Il songea vaguement qu’en amour on trouve aussi des riches et des pauvres, de la chance et de la malchance. Il s’éclipsa discrètement pour attraper le dernier train.
Yasuko et Kikuko l’attendaient. Il était une heure passée.
« Et Shuichi ? demanda-t-il, en évitant de regarder sa belle-fille en face.
— Déjà couché.
— Ah ! Et Fusako ?
— Elle aussi. » Kikuko pliait son costume. « Le beau temps a tenu toute la journée, mais on dirait que le ciel se couvre de nouveau.
— Je n’avais pas remarqué. »
En se levant, la jeune femme laissa échapper le complet. Elle remit les pantalons dans leurs plis. Shingo remarqua ses cheveux, plus courts ; elle avait dû aller dans un institut de beauté.
À son côté, Yasuko respirait lourdement, aussi dormit-il mal, Bientôt, il se mit à rêver.
Jeune officier de l’armée de terre, il portait l’uniforme, sabre au côté, trois pistolets au ceinturon. Le sabre devait être l’héritage de famille que Shuichi lui avait confié pour la campagne. Shingo suivait un sentier de montagne. Un bûcheron l’accompagnait.
« Les routes sont dangereuses la nuit, disait cet homme. Je n’y vais pas souvent. Vous feriez bien de tenir votre droite, c’est plus sûr ! »
Shingo se porta sur sa droite, mais, inquiet, alluma sa lampe de poche. Des diamants scintillaient tout autour de l’ampoule, ce qui rendait la lampe exceptionnellement brillante. La lumière révéla une masse sombre dans l’obscurité : deux ou trois grands troncs serrés les uns contre les autres. Mais en y regardant de plus près, c’était une nuée de moustiques qui prenait cette forme. « Que faire ? se demanda-t-il. Se tailler un chemin. » Il dégaina son sabre et frappa du tranchant et de la pointe dans l’obstacle.

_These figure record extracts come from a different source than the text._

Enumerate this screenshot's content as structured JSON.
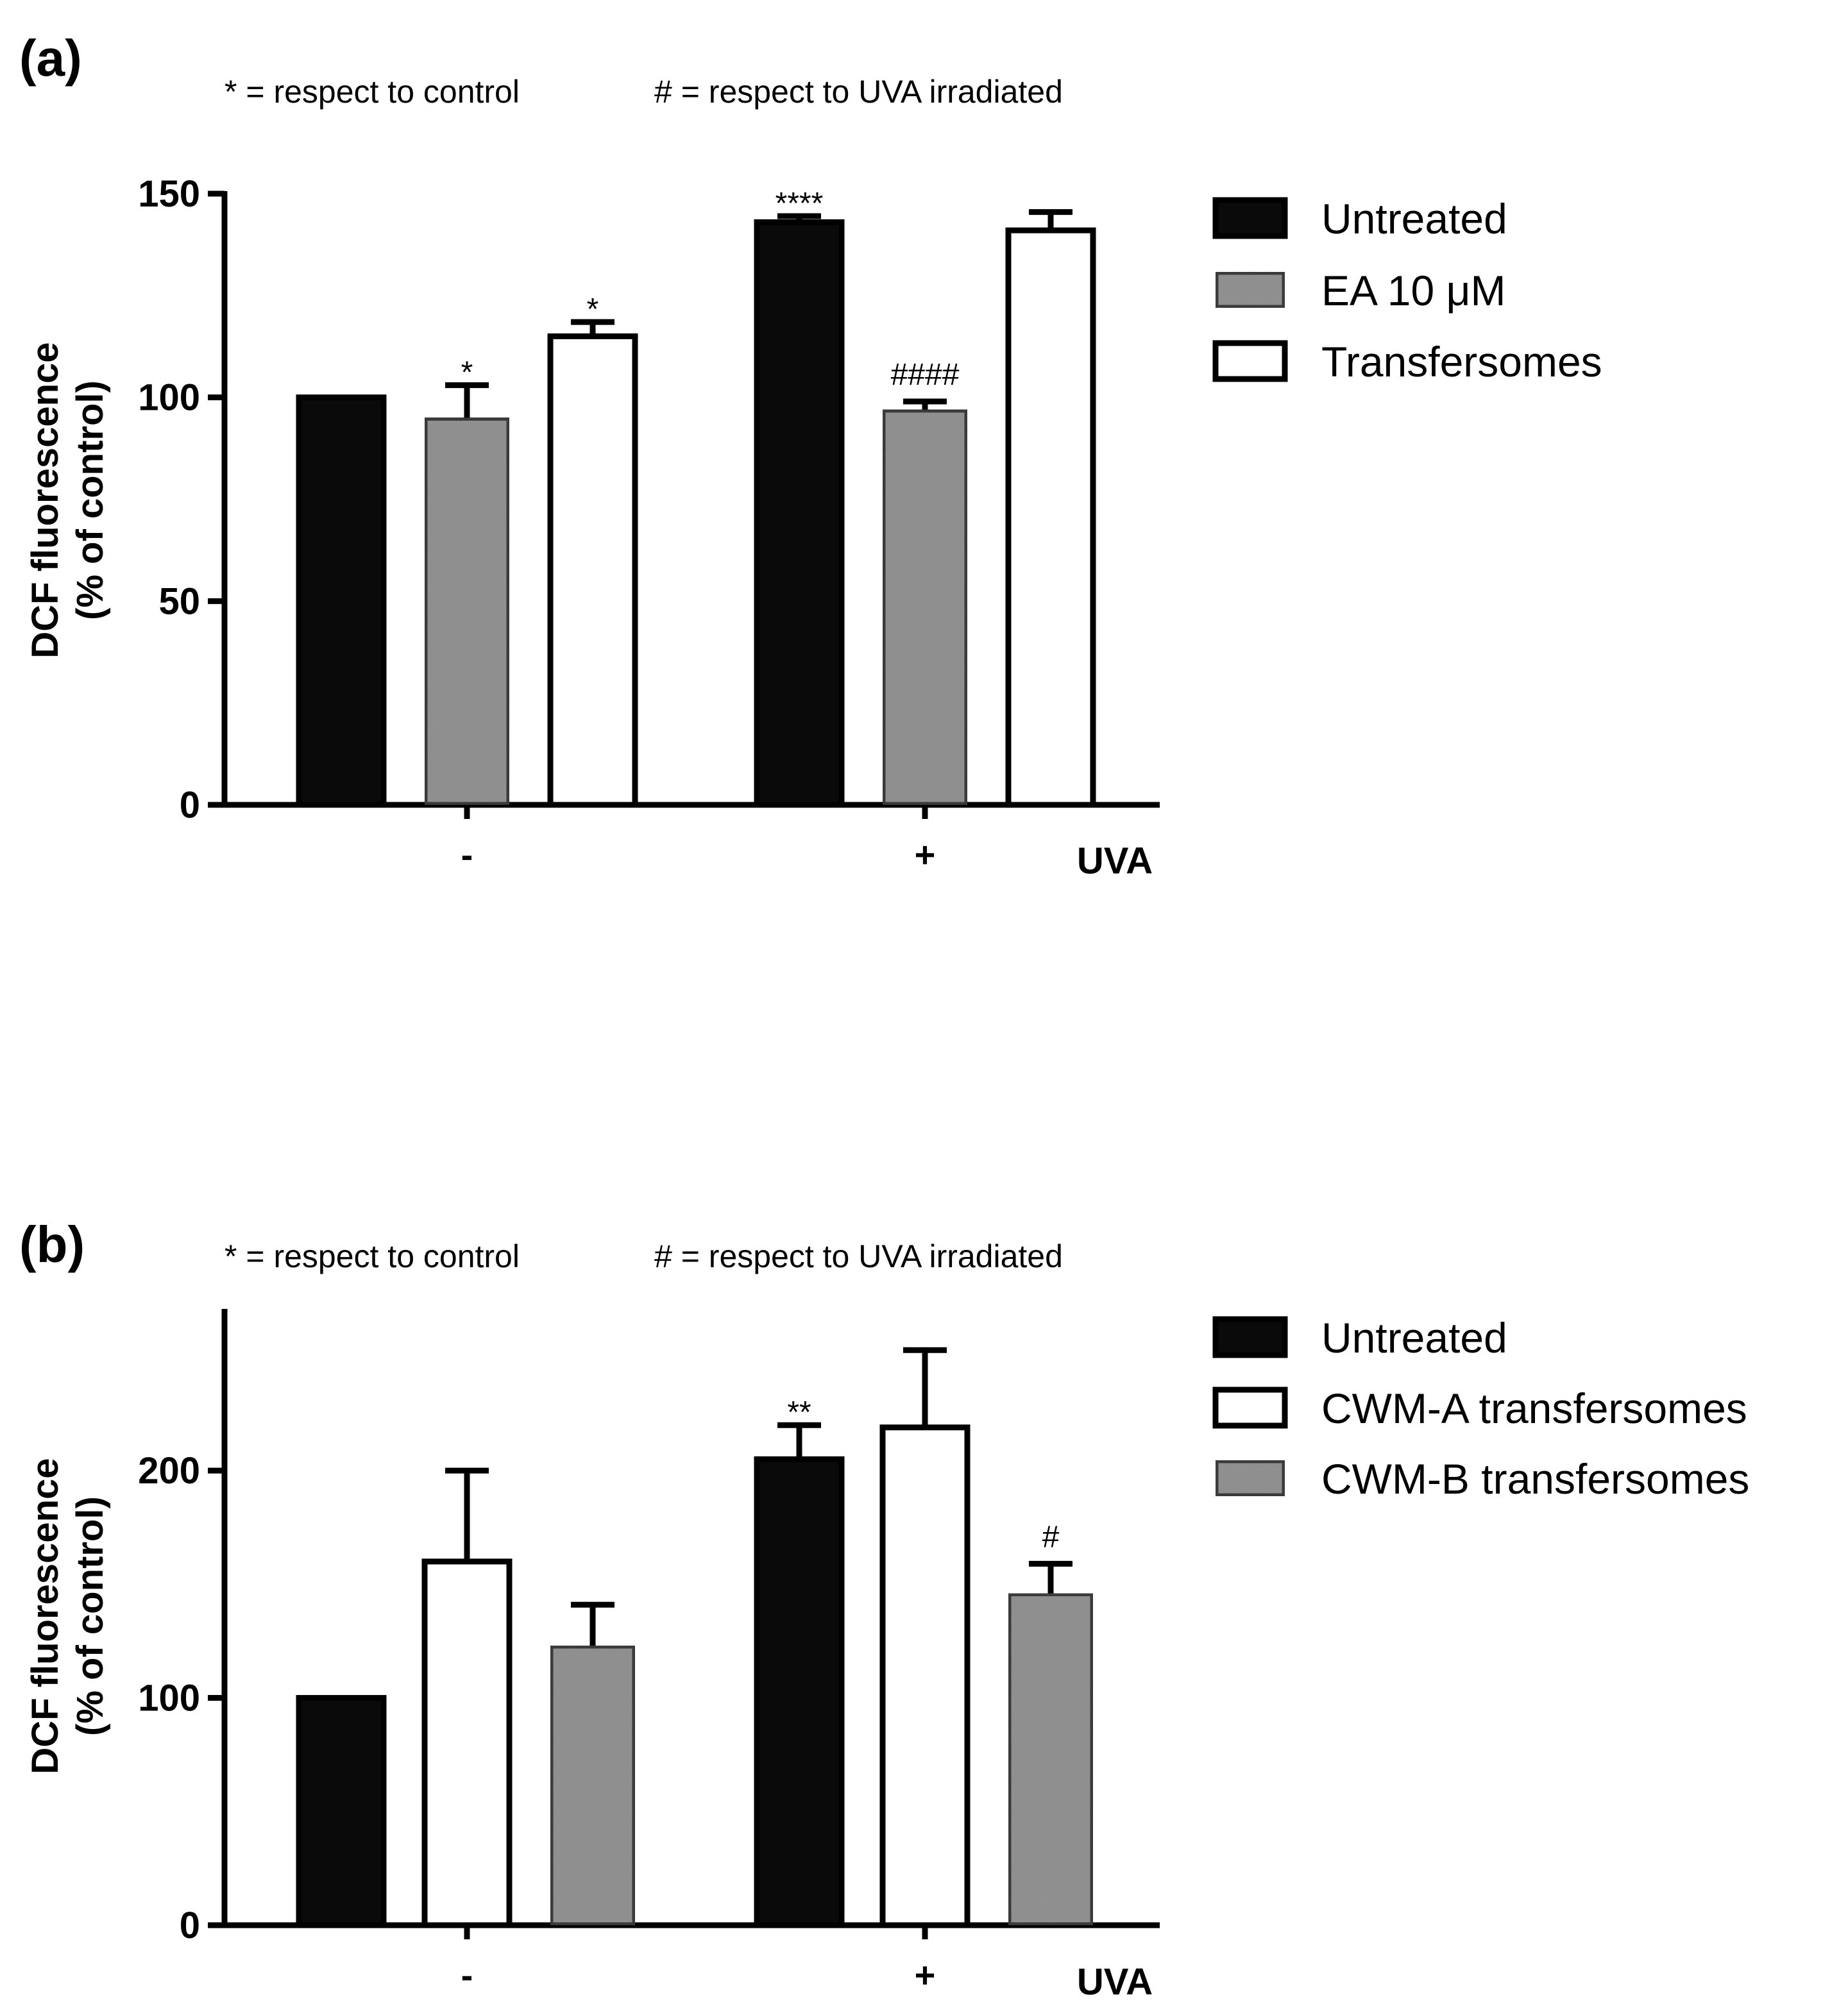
{
  "colors": {
    "untreated": "#0a0a0a",
    "gray_fill": "#8a8a8a",
    "white_fill": "#ffffff",
    "stroke": "#000000"
  },
  "chart_data": [
    {
      "type": "bar",
      "panel_label": "(a)",
      "notes": [
        "* = respect to control",
        "# = respect to UVA  irradiated"
      ],
      "ylabel_line1": "DCF fluorescence",
      "ylabel_line2": "(% of control)",
      "ylim": [
        0,
        150
      ],
      "yticks": [
        0,
        50,
        100,
        150
      ],
      "categories": [
        "-",
        "+"
      ],
      "xlabel": "UVA",
      "series": [
        {
          "name": "Untreated",
          "fill": "black",
          "values": [
            100,
            143
          ],
          "errors": [
            0,
            1.5
          ],
          "annotations": [
            "",
            "****"
          ]
        },
        {
          "name": "EA 10 μM",
          "fill": "gray",
          "values": [
            95,
            97
          ],
          "errors": [
            8,
            2
          ],
          "annotations": [
            "*",
            "####"
          ]
        },
        {
          "name": "Transfersomes",
          "fill": "white",
          "values": [
            115,
            141
          ],
          "errors": [
            3.5,
            4.5
          ],
          "annotations": [
            "*",
            ""
          ]
        }
      ]
    },
    {
      "type": "bar",
      "panel_label": "(b)",
      "notes": [
        "* = respect to control",
        "# = respect to UVA  irradiated"
      ],
      "ylabel_line1": "DCF fluorescence",
      "ylabel_line2": "(% of control)",
      "ylim": [
        0,
        270
      ],
      "yticks": [
        0,
        100,
        200
      ],
      "categories": [
        "-",
        "+"
      ],
      "xlabel": "UVA",
      "series": [
        {
          "name": "Untreated",
          "fill": "black",
          "values": [
            100,
            205
          ],
          "errors": [
            0,
            15
          ],
          "annotations": [
            "",
            "**"
          ]
        },
        {
          "name": "CWM-A transfersomes",
          "fill": "white",
          "values": [
            160,
            219
          ],
          "errors": [
            40,
            34
          ],
          "annotations": [
            "",
            ""
          ]
        },
        {
          "name": "CWM-B transfersomes",
          "fill": "gray",
          "values": [
            123,
            146
          ],
          "errors": [
            18,
            13
          ],
          "annotations": [
            "",
            "#"
          ]
        }
      ]
    }
  ]
}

Se retournant, il vit fuir éperdument le bûcheron. De l’uniforme de Shingo jaillit du feu. L’étrange, c’est qu’il y avait deux Shingo, l’un guettant l’autre sur la tunique duquel les flammes gagnaient. Elles léchèrent le bas de la manche, la couture de l’épaule, puis l’ourlet et disparurent, sans brûler vraiment. Elles émettaient de petits craquements, de petites lueurs fugaces, comme des braises chaudes.
Enfin, Shingo se retrouva chez lui, sans doute dans la maison de son enfance, à Shinshû. La sœur si belle de Yasuko était là. Shingo, épuisé, ne ressentait néanmoins aucune démangeaison à la suite de ses piqûres.
Après sa fuite précipitée, le bûcheron devait trouver aussi le chemin de la maison d’autrefois. À peine y parvint-il qu’il s’évanouit. On extirpait de son corps un plein baquet de moustiques, Shingo ne savait par quel procédé, mais au moment du réveil, il voyait les insectes s’accumuler dans un seau.
Un moustique serait-il entré sous la moustiquaire ? Il voulut tendre l’oreille, mais il se sentait la tête boueuse et lourde. Il pleuvait.